Lungomare mozzafiato, la linea d’orizzonte dell’azzurro del mare che si mischia con l’infinito del cielo, un sole caldo.. e una puzza insopportabile. Eh già, questa mattina per ammirare il panorama di Ortigia si deve pagare un caro prezzo: cassonetti dell’immondizia pieni di spazzatura che invadono anche la carreggiata, una puzza esasperata dai caldi raggi del sole, turisti nauseati.
Non c’è una sola persona che passando davanti ai cassonetti non si tappa il naso. Il motivo alla base del malessere dei lavoratori è la mancata liquidazione da parte della società dello stipendio di marzo, che già aveva portato i lavoratori a indire una sorta di “sciopero bianco” lo scorso 25 marzo. Stipendio non erogato a causa del mancato pagamento da parte dell’amministrazione comunale del relativo canone. I lavoratori hanno quindi indetto un’assemblea ieri sera dalle 22 alle 23 e un’altra serie di assemblee di un’ora per ogni fine turno per la giornata di oggi, più precisamente alle 9, alle 10, alle 11, alle 12 e stasera dalle 19 alle 20. Per domani è stato indetto un sit in, domani, dalle 10 alle 12, davanti alla Prefettura in piazza Archimede.
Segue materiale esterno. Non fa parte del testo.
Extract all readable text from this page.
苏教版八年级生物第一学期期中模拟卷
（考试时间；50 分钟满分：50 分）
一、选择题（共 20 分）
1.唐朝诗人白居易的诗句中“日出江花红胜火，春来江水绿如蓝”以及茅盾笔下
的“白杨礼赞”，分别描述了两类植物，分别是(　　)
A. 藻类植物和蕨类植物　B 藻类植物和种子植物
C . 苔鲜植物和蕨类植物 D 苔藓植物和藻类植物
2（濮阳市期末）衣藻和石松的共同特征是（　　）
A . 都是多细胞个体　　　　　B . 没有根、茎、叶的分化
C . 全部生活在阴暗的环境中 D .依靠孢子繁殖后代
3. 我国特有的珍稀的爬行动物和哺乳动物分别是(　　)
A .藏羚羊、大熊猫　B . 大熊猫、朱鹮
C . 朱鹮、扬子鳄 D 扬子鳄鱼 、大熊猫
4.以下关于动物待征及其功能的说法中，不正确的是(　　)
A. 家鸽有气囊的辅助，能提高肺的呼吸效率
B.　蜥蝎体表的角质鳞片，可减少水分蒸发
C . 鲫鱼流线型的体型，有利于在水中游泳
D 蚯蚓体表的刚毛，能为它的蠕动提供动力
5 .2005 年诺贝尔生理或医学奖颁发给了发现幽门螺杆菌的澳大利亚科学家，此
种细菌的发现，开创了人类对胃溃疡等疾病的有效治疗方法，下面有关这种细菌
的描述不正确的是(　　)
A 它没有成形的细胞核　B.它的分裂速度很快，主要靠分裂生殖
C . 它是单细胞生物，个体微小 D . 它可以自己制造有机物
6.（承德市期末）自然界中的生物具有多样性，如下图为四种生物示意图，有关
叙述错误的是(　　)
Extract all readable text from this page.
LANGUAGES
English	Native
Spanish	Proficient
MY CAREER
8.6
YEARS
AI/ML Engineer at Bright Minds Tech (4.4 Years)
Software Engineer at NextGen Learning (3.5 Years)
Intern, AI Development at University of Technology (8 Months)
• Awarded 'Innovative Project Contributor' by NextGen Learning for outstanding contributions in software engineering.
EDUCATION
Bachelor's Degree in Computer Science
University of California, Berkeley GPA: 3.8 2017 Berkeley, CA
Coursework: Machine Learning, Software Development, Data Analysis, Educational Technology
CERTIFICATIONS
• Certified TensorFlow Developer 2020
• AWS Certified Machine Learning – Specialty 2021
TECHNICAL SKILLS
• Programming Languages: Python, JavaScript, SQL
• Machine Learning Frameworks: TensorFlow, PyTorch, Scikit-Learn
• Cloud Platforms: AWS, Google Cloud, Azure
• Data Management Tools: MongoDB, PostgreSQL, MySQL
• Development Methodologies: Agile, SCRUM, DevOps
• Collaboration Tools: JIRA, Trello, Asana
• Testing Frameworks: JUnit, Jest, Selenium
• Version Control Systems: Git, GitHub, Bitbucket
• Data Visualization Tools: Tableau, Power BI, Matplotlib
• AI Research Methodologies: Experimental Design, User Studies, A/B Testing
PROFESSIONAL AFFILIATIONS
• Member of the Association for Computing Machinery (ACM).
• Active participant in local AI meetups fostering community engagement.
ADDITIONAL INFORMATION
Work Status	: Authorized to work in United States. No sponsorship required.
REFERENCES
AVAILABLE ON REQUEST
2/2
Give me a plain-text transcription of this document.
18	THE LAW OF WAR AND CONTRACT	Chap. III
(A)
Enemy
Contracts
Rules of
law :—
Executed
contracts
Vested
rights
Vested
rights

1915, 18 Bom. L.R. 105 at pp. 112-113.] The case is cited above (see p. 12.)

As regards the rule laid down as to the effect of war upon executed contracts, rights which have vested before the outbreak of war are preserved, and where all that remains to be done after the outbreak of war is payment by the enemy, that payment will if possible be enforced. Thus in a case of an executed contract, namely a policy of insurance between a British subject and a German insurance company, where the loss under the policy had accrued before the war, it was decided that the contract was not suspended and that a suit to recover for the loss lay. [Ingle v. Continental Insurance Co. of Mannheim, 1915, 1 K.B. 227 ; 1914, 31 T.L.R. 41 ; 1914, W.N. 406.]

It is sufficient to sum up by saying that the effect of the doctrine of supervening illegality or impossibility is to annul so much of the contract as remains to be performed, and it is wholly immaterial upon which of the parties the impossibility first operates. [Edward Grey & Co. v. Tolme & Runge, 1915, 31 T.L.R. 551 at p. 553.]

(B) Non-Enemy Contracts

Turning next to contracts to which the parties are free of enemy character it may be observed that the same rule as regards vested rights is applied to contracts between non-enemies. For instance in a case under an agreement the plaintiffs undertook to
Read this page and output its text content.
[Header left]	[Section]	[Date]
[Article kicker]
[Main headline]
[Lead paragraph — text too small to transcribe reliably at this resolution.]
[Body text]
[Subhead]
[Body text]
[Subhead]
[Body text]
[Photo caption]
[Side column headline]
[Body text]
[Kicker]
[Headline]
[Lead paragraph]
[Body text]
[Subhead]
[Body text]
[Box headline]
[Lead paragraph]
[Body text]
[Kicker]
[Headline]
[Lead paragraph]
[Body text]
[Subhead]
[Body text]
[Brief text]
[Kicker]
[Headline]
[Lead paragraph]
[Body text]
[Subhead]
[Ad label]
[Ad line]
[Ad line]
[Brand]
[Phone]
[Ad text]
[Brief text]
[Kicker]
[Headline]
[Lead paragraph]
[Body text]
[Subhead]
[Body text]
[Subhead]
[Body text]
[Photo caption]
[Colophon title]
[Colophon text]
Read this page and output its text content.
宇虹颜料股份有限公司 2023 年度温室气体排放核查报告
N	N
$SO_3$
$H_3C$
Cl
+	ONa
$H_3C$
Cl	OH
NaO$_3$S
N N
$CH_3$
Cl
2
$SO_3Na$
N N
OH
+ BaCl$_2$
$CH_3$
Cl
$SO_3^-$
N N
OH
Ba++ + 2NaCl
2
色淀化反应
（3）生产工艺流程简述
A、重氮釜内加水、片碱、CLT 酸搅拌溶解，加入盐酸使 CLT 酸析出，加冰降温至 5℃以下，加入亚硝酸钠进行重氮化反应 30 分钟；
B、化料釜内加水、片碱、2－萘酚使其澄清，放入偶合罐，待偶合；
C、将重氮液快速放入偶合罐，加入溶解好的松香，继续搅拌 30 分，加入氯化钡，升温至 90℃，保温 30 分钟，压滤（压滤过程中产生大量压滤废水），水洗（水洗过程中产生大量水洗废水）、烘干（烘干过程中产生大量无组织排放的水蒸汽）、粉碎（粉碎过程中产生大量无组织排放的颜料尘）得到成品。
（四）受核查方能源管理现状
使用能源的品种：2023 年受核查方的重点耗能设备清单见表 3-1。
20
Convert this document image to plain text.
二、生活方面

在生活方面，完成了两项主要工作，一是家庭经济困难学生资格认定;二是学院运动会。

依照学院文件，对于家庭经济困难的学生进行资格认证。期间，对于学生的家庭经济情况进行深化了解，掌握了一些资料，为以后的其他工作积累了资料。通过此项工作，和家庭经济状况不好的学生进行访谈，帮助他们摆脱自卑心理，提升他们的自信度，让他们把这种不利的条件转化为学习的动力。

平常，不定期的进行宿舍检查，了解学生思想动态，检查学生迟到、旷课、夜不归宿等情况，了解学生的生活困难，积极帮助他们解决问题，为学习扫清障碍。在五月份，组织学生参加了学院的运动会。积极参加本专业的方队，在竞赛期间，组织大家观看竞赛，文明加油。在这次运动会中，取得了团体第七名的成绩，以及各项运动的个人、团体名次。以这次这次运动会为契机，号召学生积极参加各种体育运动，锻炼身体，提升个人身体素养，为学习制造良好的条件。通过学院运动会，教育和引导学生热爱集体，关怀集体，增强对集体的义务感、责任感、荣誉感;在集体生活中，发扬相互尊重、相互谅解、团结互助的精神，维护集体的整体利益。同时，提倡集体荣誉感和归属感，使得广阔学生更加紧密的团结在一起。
Le organizzazioni sindacali hanno chiesto l’apertura di un tavolo tecnico in Prefettura attorno al quale riunire, oltre al sindacato, l’azienda e l’Amministrazione comunale.
A pochi passi la spiaggetta Calarossa, invasa da gente che si fa il bagno. Il ritrovamento di un cadavere in mare nelle acque Ortigiane disegna un quadro particolare: da un lato la strage infinita in mare, dall’altra la sporcizia, il mare e i turisti. Contraddizioni in libertà in un terra complicata.